Not necessarily, but possibly. Introducing this type of independent oversight committee – and at this organizational level – is a unique requirement due to the circumstances here. That said, the FTC has undertaken a marked increase to create greater accountability on privacy and data security issues for management and senior executives, including by including executives as individually liable on orders and requiring officer level certifications. We would expect to see more scrutiny of management and executive attention to and involvement in privacy issues. Whether companies achieve this prioritization by designating a high level privacy compliance officer that reports to the C-suite, creating a privacy committee, or through some other mechanism, the key to mitigating risk is likely to show that privacy issues are taken seriously at all levels of the organization through an institutional process and not just mission statements or hortatory remarks. Demonstrating there are built-in mechanisms that exist to check overzealous product teams is increasingly important, given this settlement.
Q: During the press conference, the FTC said that this settlement contains two really important messages. First, that the “price of privacy violations just went up.” Second, that companies should consider whether to elevate privacy concerns to the board level or at least upper level management. What else should people take away?
Marc Zwillinger: The violations all stem from what Facebook allowed developers to do on the platform. The company made certain representations about what consumers could control, but the FTC alleged that the permissions for developers were inconsistent with those representations. Many companies provide access to data streams to various third-party partners. This settlement suggests that companies will be held accountable to ensure that their representations are true as applied to all third parties (at least those who are not the company’s service providers).
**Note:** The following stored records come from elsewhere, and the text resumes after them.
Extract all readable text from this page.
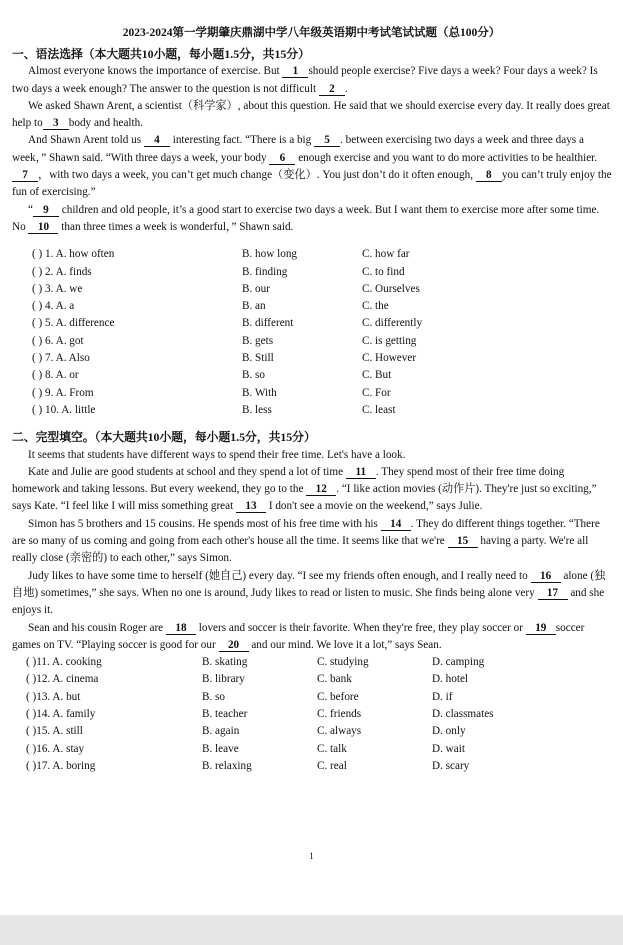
2023-2024第一学期肇庆鼎湖中学八年级英语期中考试笔试试题（总100分）
一、语法选择（本大题共10小题，每小题1.5分，共15分）

Almost everyone knows the importance of exercise. But 1 should people exercise? Five days a week? Four days a week? Is two days a week enough? The answer to the question is not difficult 2 .

We asked Shawn Arent, a scientist（科学家）, about this question. He said that we should exercise every day. It really does great help to 3 body and health.

And Shawn Arent told us 4 interesting fact. “There is a big 5 . between exercising two days a week and three days a week，” Shawn said. “With three days a week, your body 6 enough exercise and you want to do more activities to be healthier. 7 ，with two days a week, you can’t get much change（变化）. You just don’t do it often enough, 8 you can’t truly enjoy the fun of exercising.”

“ 9 children and old people, it’s a good start to exercise two days a week. But I want them to exercise more after some time. No 10 than three times a week is wonderful，” Shawn said.

( ) 1. A. how often	B. how long	C. how far
( ) 2. A. finds	B. finding	C. to find
( ) 3. A. we	B. our	C. Ourselves
( ) 4. A. a	B. an	C. the
( ) 5. A. difference	B. different	C. differently
( ) 6. A. got	B. gets	C. is getting
( ) 7. A. Also	B. Still	C. However
( ) 8. A. or	B. so	C. But
( ) 9. A. From	B. With	C. For
( ) 10. A. little	B. less	C. least
二、完型填空。（本大题共10小题，每小题1.5分，共15分）

It seems that students have different ways to spend their free time. Let's have a look.

Kate and Julie are good students at school and they spend a lot of time 11 . They spend most of their free time doing homework and taking lessons. But every weekend, they go to the 12 . “I like action movies (动作片). They're just so exciting,” says Kate. “I feel like I will miss something great 13 I don't see a movie on the weekend,” says Julie.

Simon has 5 brothers and 15 cousins. He spends most of his free time with his 14 . They do different things together. “There are so many of us coming and going from each other's house all the time. It seems like that we're 15 having a party. We're all really close (亲密的) to each other,” says Simon.

Judy likes to have some time to herself (她自己) every day. “I see my friends often enough, and I really need to 16 alone (独自地) sometimes,” she says. When no one is around, Judy likes to read or listen to music. She finds being alone very 17 and she enjoys it.

Sean and his cousin Roger are 18 lovers and soccer is their favorite. When they're free, they play soccer or 19 soccer games on TV. “Playing soccer is good for our 20 and our mind. We love it a lot,” says Sean.

( )11. A. cooking	B. skating	C. studying	D. camping
( )12. A. cinema	B. library	C. bank	D. hotel
( )13. A. but	B. so	C. before	D. if
( )14. A. family	B. teacher	C. friends	D. classmates
( )15. A. still	B. again	C. always	D. only
( )16. A. stay	B. leave	C. talk	D. wait
( )17. A. boring	B. relaxing	C. real	D. scary
1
Stacey Brandenburg: This settlement is another step toward privacy becoming a more highly regulated area. This Order sets forth a significant and much more diverse framework of steps that Facebook must take to guard against future privacy violations. Not all companies need to implement these same procedures, but the FTC’s articulation of them establishes more prescriptiveness about how to handle user data. And, with the clear message that accountability will occur at all levels of the organization, the consequences of non-compliance are greater.
Kandi Parsons: The days of unfettered collection and use of personal data are over. Critics have contended that $5 billion is just the cost of doing business for Facebook, but that type of fine will make companies – big and small – take notice. Beyond this case, the FTC’s recent actions have imposed corporate structural relief and whistleblowing provisions, hefty fines and have included individual officers, and legislatures around the world have enacted rigorous privacy laws (e.g. GDPR and CCPA). Finally, users have a better understanding of the how the data ecosystem works. The risks business now face include meaningful enforcement from a diverse set of regulators, potential private class actions, reputational impacts, and loss of business partners. These risks need not stifle innovation but can be mitigated by socializing and implementing privacy by design across the company.